Despite just a handful of legacy airlines, several other smaller and mid-sized locally established carriers are stepping up to meet growing demand, operating regular routes with an average of 5-15 aircraft. African airlines saw an 18.5% rise in demand for passenger travel in January 2024 with capacity increasing by 19.2%, according to the International Air Transport Association.
However, limited investment leaves little scope for the expansion of MRO capabilities, according to Ibrahima Ambi Diedhiou, Africa and Middle East customer support manager at Safran Landing Systems (SLS). “Due to limited financial resources, most operators—apart from the larger airlines—cannot invest heavily in their workshops, tools and industrial facilities. Furthermore, maintenance is expensive, because Africa is a high-cost environment with varying taxes across the continent on aviation fuel and airports adding pressure to the market,” he tells Aviation Week.
SLS has been providing operators with ATA 32 components for several years, including landing gear structures, wheels and brakes, and braking, extension, retraction, steering and monitoring control systems. Diedhiou believes operator partnerships with an OEM provide quicker access to MRO technology knowledge, putting airlines at a significant advantage. “With a direct agreement, operators benefit from technical assistance, training, parts availability and commercial guarantees to keep costs under control,” says Diedhiou.
SLS teams are present in Africa to provide proactive support to aircraft operators as part of their contractual commitments. “We regularly meet face-to-face with our African partners for shop visits, contract updates and to share maintenance best practices,” he says.

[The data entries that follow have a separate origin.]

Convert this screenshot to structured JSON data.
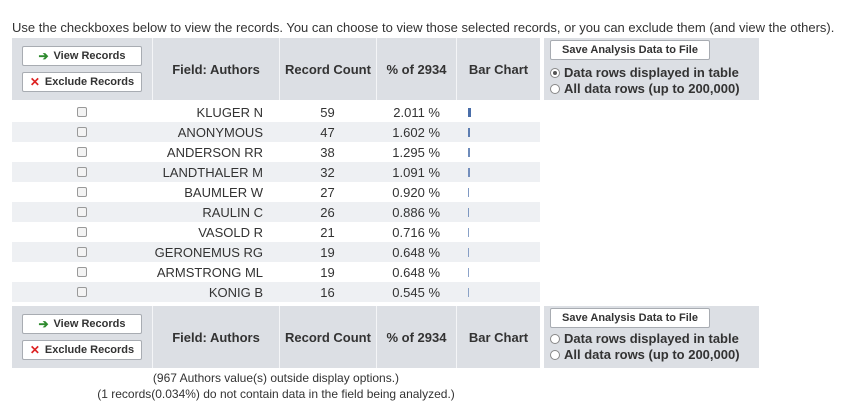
{
  "intro_text": "Use the checkboxes below to view the records. You can choose to view those selected records, or you can exclude them (and view the others).",
  "buttons": {
    "view_records": "View Records",
    "exclude_records": "Exclude Records",
    "save_analysis": "Save Analysis Data to File"
  },
  "columns": {
    "field": "Field: Authors",
    "record_count": "Record Count",
    "percent": "% of 2934",
    "bar_chart": "Bar Chart"
  },
  "radio": {
    "displayed": "Data rows displayed in table",
    "all": "All data rows (up to 200,000)",
    "top_selected": "displayed",
    "bottom_selected": "none"
  },
  "rows": [
    {
      "author": "KLUGER N",
      "count": "59",
      "percent": "2.011 %",
      "fraction": 0.02011
    },
    {
      "author": "ANONYMOUS",
      "count": "47",
      "percent": "1.602 %",
      "fraction": 0.01602
    },
    {
      "author": "ANDERSON RR",
      "count": "38",
      "percent": "1.295 %",
      "fraction": 0.01295
    },
    {
      "author": "LANDTHALER M",
      "count": "32",
      "percent": "1.091 %",
      "fraction": 0.01091
    },
    {
      "author": "BAUMLER W",
      "count": "27",
      "percent": "0.920 %",
      "fraction": 0.0092
    },
    {
      "author": "RAULIN C",
      "count": "26",
      "percent": "0.886 %",
      "fraction": 0.00886
    },
    {
      "author": "VASOLD R",
      "count": "21",
      "percent": "0.716 %",
      "fraction": 0.00716
    },
    {
      "author": "GERONEMUS RG",
      "count": "19",
      "percent": "0.648 %",
      "fraction": 0.00648
    },
    {
      "author": "ARMSTRONG ML",
      "count": "19",
      "percent": "0.648 %",
      "fraction": 0.00648
    },
    {
      "author": "KONIG B",
      "count": "16",
      "percent": "0.545 %",
      "fraction": 0.00545
    }
  ],
  "notes": {
    "outside": "(967 Authors value(s) outside display options.)",
    "missing": "(1 records(0.034%) do not contain data in the field being analyzed.)"
  },
  "colors": {
    "header_bg": "#dcdfe4",
    "bar": "#4a6ea9",
    "view_arrow": "#2d8a2d",
    "exclude_x": "#dd2222"
  }
}
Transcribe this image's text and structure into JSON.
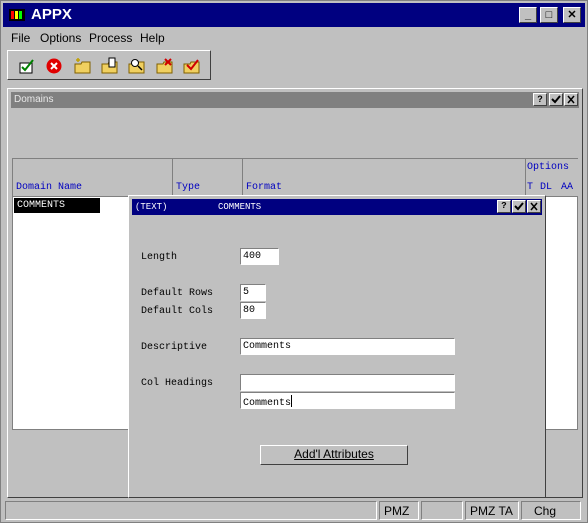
{
  "app": {
    "title": "APPX"
  },
  "titlebar": {
    "min_label": "_",
    "max_label": "□",
    "close_label": "✕"
  },
  "menu": {
    "items": [
      {
        "label": "File"
      },
      {
        "label": "Options"
      },
      {
        "label": "Process"
      },
      {
        "label": "Help"
      }
    ]
  },
  "toolbar": {
    "icons": [
      "ok-check-icon",
      "cancel-icon",
      "new-folder-icon",
      "folder-edit-icon",
      "folder-search-icon",
      "folder-delete-icon",
      "folder-copy-icon"
    ]
  },
  "domains": {
    "title": "Domains",
    "help_label": "?",
    "columns": {
      "domain_name": "Domain Name",
      "type": "Type",
      "format": "Format",
      "options": "Options",
      "opt_t": "T",
      "opt_dl": "DL",
      "opt_aa": "AA"
    },
    "rows": [
      {
        "name": "COMMENTS"
      }
    ]
  },
  "dialog": {
    "title_left": "(TEXT)",
    "title_right": "COMMENTS",
    "help_label": "?",
    "fields": {
      "length_label": "Length",
      "length_value": "400",
      "rows_label": "Default Rows",
      "rows_value": "5",
      "cols_label": "Default Cols",
      "cols_value": "80",
      "descriptive_label": "Descriptive",
      "descriptive_value": "Comments",
      "colhead_label": "Col Headings",
      "colhead_value1": "",
      "colhead_value2": "Comments"
    },
    "addl_button": "Add'l Attributes"
  },
  "status": {
    "s1": "PMZ",
    "s2": "PMZ TA",
    "s3": "Chg"
  },
  "colors": {
    "title_bar": "#000080",
    "panel_bar": "#808080",
    "header_text": "#0000c0"
  }
}
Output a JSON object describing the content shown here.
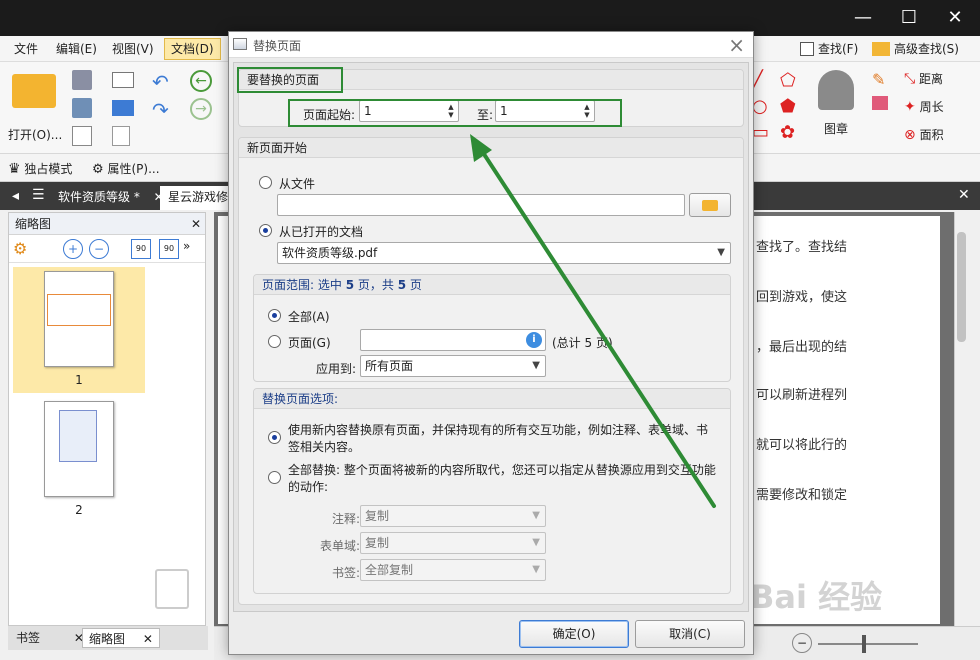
{
  "menu": {
    "file": "文件",
    "edit": "编辑(E)",
    "view": "视图(V)",
    "document": "文档(D)",
    "find": "查找(F)",
    "advanced_find": "高级查找(S)"
  },
  "ribbon": {
    "open_label": "打开(O)...",
    "stamp_label": "图章",
    "distance_label": "距离",
    "perimeter_label": "周长",
    "area_label": "面积"
  },
  "subbar": {
    "exclusive_mode": "独占模式",
    "properties": "属性(P)..."
  },
  "tabs": [
    {
      "label": "软件资质等级 *"
    },
    {
      "label": "星云游戏修"
    }
  ],
  "left_panel": {
    "title": "缩略图",
    "thumbnails": [
      {
        "num": "1"
      },
      {
        "num": "2"
      }
    ],
    "bottom_tabs": {
      "bookmarks": "书签",
      "thumbnails": "缩略图"
    }
  },
  "document_lines": [
    "查找了。查找结",
    "回到游戏，使这",
    "，最后出现的结",
    "可以刷新进程列",
    "就可以将此行的",
    "需要修改和锁定"
  ],
  "dialog": {
    "title": "替换页面",
    "section_replace": {
      "header": "要替换的页面",
      "from_label": "页面起始:",
      "from_value": "1",
      "to_label": "至:",
      "to_value": "1"
    },
    "section_new": {
      "header": "新页面开始",
      "from_file": "从文件",
      "file_path": "",
      "from_open_doc": "从已打开的文档",
      "open_doc_value": "软件资质等级.pdf"
    },
    "section_range": {
      "header_prefix": "页面范围: 选中",
      "selected_count": "5",
      "header_mid": "页，共",
      "total_count": "5",
      "header_suffix": "页",
      "all": "全部(A)",
      "pages": "页面(G)",
      "pages_value": "",
      "total_hint": "(总计 5 页)",
      "apply_to_label": "应用到:",
      "apply_to_value": "所有页面"
    },
    "section_options": {
      "header": "替换页面选项:",
      "option1": "使用新内容替换原有页面，并保持现有的所有交互功能，例如注释、表单域、书签相关内容。",
      "option2": "全部替换: 整个页面将被新的内容所取代，您还可以指定从替换源应用到交互功能的动作:",
      "annotations_label": "注释:",
      "annotations_value": "复制",
      "form_fields_label": "表单域:",
      "form_fields_value": "复制",
      "bookmarks_label": "书签:",
      "bookmarks_value": "全部复制"
    },
    "ok": "确定(O)",
    "cancel": "取消(C)"
  },
  "watermark": "Bai 经验",
  "colors": {
    "highlight_green": "#2e8b35",
    "accent_blue": "#1d3f88"
  }
}
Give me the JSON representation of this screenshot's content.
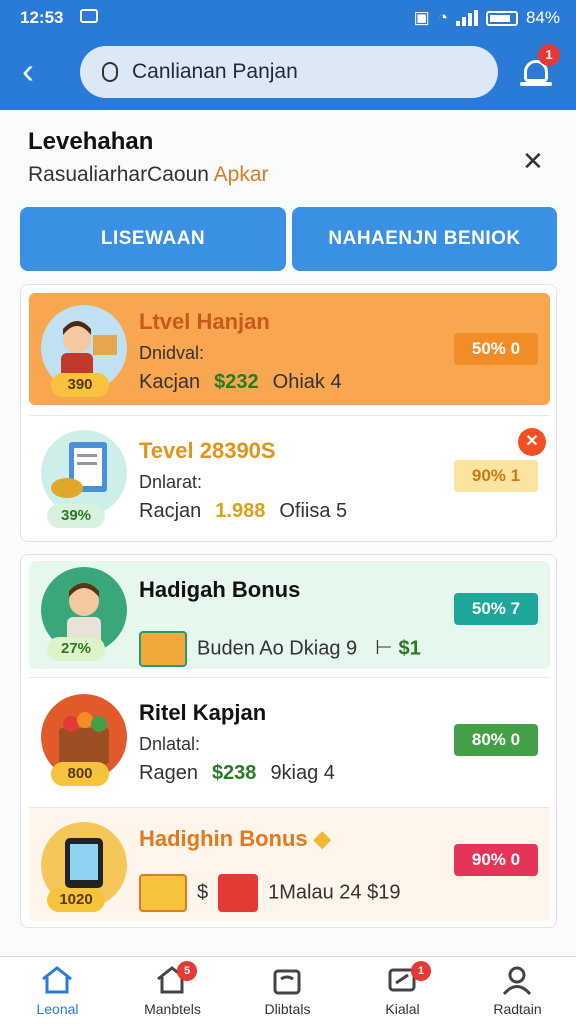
{
  "status": {
    "time": "12:53",
    "battery": "84%"
  },
  "search": {
    "value": "Canlianan Panjan"
  },
  "notifications": {
    "badge": "1"
  },
  "section": {
    "title": "Levehahan",
    "subtitle_main": "RasualiarharCaoun",
    "subtitle_accent": "Apkar"
  },
  "tabs": [
    {
      "label": "LISEWAAN"
    },
    {
      "label": "NAHAENJN BENIOK"
    }
  ],
  "items": [
    {
      "title": "Ltvel Hanjan",
      "label": "Dnidval:",
      "prefix": "Kacjan",
      "amount": "$232",
      "suffix": "Ohiak 4",
      "pill": "50% 0",
      "chip": "390",
      "title_color": "#c9591a",
      "pill_bg": "#f28c26",
      "pill_fg": "#fff",
      "row_bg": "#f9a650",
      "amount_color": "#2a7a23"
    },
    {
      "title": "Tevel 28390S",
      "label": "Dnlarat:",
      "prefix": "Racjan",
      "amount": "1.988",
      "suffix": "Ofiisa 5",
      "pill": "90% 1",
      "chip": "39%",
      "title_color": "#e0951a",
      "pill_bg": "#fde3a0",
      "pill_fg": "#c97a12",
      "row_bg": "#ffffff",
      "amount_color": "#d8a21b"
    },
    {
      "title": "Hadigah Bonus",
      "label": "",
      "prefix": "Buden Ao Dkiag 9",
      "amount": "",
      "suffix": "$1",
      "pill": "50% 7",
      "chip": "27%",
      "title_color": "#111",
      "pill_bg": "#1ea89b",
      "pill_fg": "#fff",
      "row_bg": "#e6f7ee",
      "amount_color": "#2a7a23"
    },
    {
      "title": "Ritel Kapjan",
      "label": "Dnlatal:",
      "prefix": "Ragen",
      "amount": "$238",
      "suffix": "9kiag 4",
      "pill": "80% 0",
      "chip": "800",
      "title_color": "#111",
      "pill_bg": "#43a047",
      "pill_fg": "#fff",
      "row_bg": "#ffffff",
      "amount_color": "#2a7a23"
    },
    {
      "title": "Hadighin Bonus",
      "label": "",
      "prefix": "$",
      "amount": "",
      "suffix": "1Malau 24   $19",
      "pill": "90% 0",
      "chip": "1020",
      "title_color": "#e07a1f",
      "pill_bg": "#e5345a",
      "pill_fg": "#fff",
      "row_bg": "#fff5ea",
      "amount_color": "#2a7a23"
    }
  ],
  "nav": [
    {
      "label": "Leonal",
      "active": true
    },
    {
      "label": "Manbtels",
      "badge": "5"
    },
    {
      "label": "Dlibtals"
    },
    {
      "label": "Kialal",
      "badge": "1"
    },
    {
      "label": "Radtain"
    }
  ]
}
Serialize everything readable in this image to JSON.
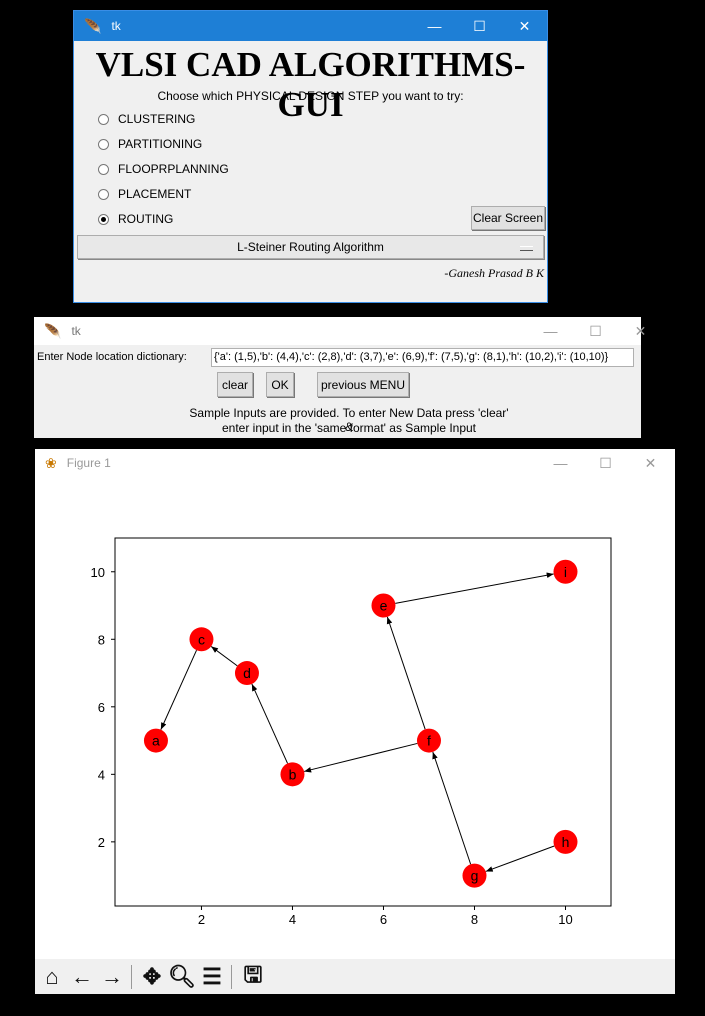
{
  "window1": {
    "title": "tk",
    "heading": "VLSI CAD ALGORITHMS-GUI",
    "prompt": "Choose which PHYSICAL DESIGN STEP you want to try:",
    "options": [
      {
        "label": "CLUSTERING",
        "selected": false
      },
      {
        "label": "PARTITIONING",
        "selected": false
      },
      {
        "label": "FLOOPRPLANNING",
        "selected": false
      },
      {
        "label": "PLACEMENT",
        "selected": false
      },
      {
        "label": "ROUTING",
        "selected": true
      }
    ],
    "clear_screen": "Clear Screen",
    "algorithm_menu": "L-Steiner Routing Algorithm",
    "author": "-Ganesh Prasad B K"
  },
  "window2": {
    "title": "tk",
    "entry_label": "Enter Node location dictionary:",
    "entry_value": "{'a': (1,5),'b': (4,4),'c': (2,8),'d': (3,7),'e': (6,9),'f': (7,5),'g': (8,1),'h': (10,2),'i': (10,10)}",
    "clear": "clear",
    "ok": "OK",
    "previous": "previous MENU",
    "info_line1": "Sample Inputs are provided. To enter New Data press 'clear' &",
    "info_line2": "enter input in the 'same format' as Sample Input"
  },
  "window3": {
    "title": "Figure 1",
    "toolbar": [
      "home-icon",
      "back-icon",
      "forward-icon",
      "pan-icon",
      "zoom-icon",
      "configure-icon",
      "save-icon"
    ]
  },
  "chart_data": {
    "type": "scatter",
    "xlim": [
      0.1,
      11.0
    ],
    "ylim": [
      0.1,
      11.0
    ],
    "xticks": [
      2,
      4,
      6,
      8,
      10
    ],
    "yticks": [
      2,
      4,
      6,
      8,
      10
    ],
    "node_color": "#ff0000",
    "nodes": [
      {
        "name": "a",
        "x": 1,
        "y": 5
      },
      {
        "name": "b",
        "x": 4,
        "y": 4
      },
      {
        "name": "c",
        "x": 2,
        "y": 8
      },
      {
        "name": "d",
        "x": 3,
        "y": 7
      },
      {
        "name": "e",
        "x": 6,
        "y": 9
      },
      {
        "name": "f",
        "x": 7,
        "y": 5
      },
      {
        "name": "g",
        "x": 8,
        "y": 1
      },
      {
        "name": "h",
        "x": 10,
        "y": 2
      },
      {
        "name": "i",
        "x": 10,
        "y": 10
      }
    ],
    "edges": [
      [
        "c",
        "a"
      ],
      [
        "d",
        "c"
      ],
      [
        "b",
        "d"
      ],
      [
        "f",
        "b"
      ],
      [
        "f",
        "e"
      ],
      [
        "e",
        "i"
      ],
      [
        "g",
        "f"
      ],
      [
        "h",
        "g"
      ]
    ]
  }
}
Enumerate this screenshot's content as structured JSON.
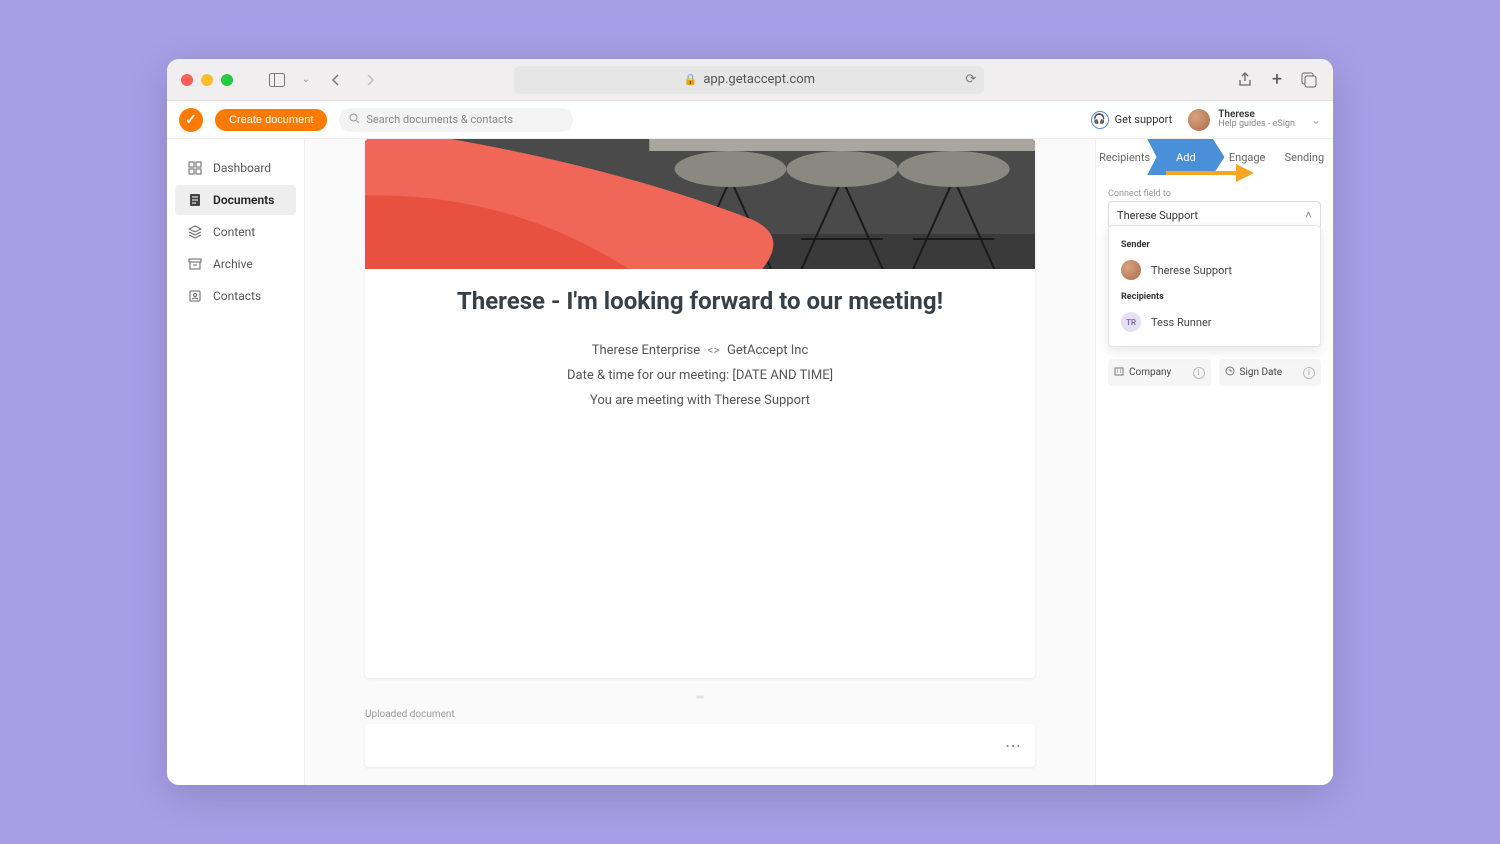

Diedhiou believes anticipating customer demand is paramount to provide the right expert advice and consultancy services. “Our aim is to support operators as they scale up to develop their in-house MRO capabilities such as training, tooling and on-site support. This also reduces the environmental impact of the logistics involved in overseas outsourcing,” he says.
Furthermore, SLS engages in regular remote and on-site technical review meetings with airline engineering teams and shop technicians.
African operators will often require tailored landing gear maintenance solutions due to operations in harsher surroundings and, as Diedhiou explains, this can include predictive technical recommendations ahead of overhauls, sharing of technical publications and in-service experience video training—all designed to help airlines maximize their asset utilization.
Diedhiou says all stakeholders are facing a shift from a demand crisis to a challenging supply situation. He recalls a strong rebound in activity starting from around mid-2022, which led to a sharp ramp-up in demand and resulting tensions in the supply chain.
“We have dealt with the situation through a resilient containment plan and innovative actions to ensure customers get the support they need,” he says. Additionally, Diedhiou says customer support teams are informed well in advance of customer requirements in terms of parts availability, thus limiting aircraft grounding scenarios.
SLS plans to increase its geographic footprint on the continent by opening an African regional support office, currently being planned for East Africa. “We are also studying opportunities for temporary case-by-case engineering placements close to our airline customers to share technical capabilities,” he says.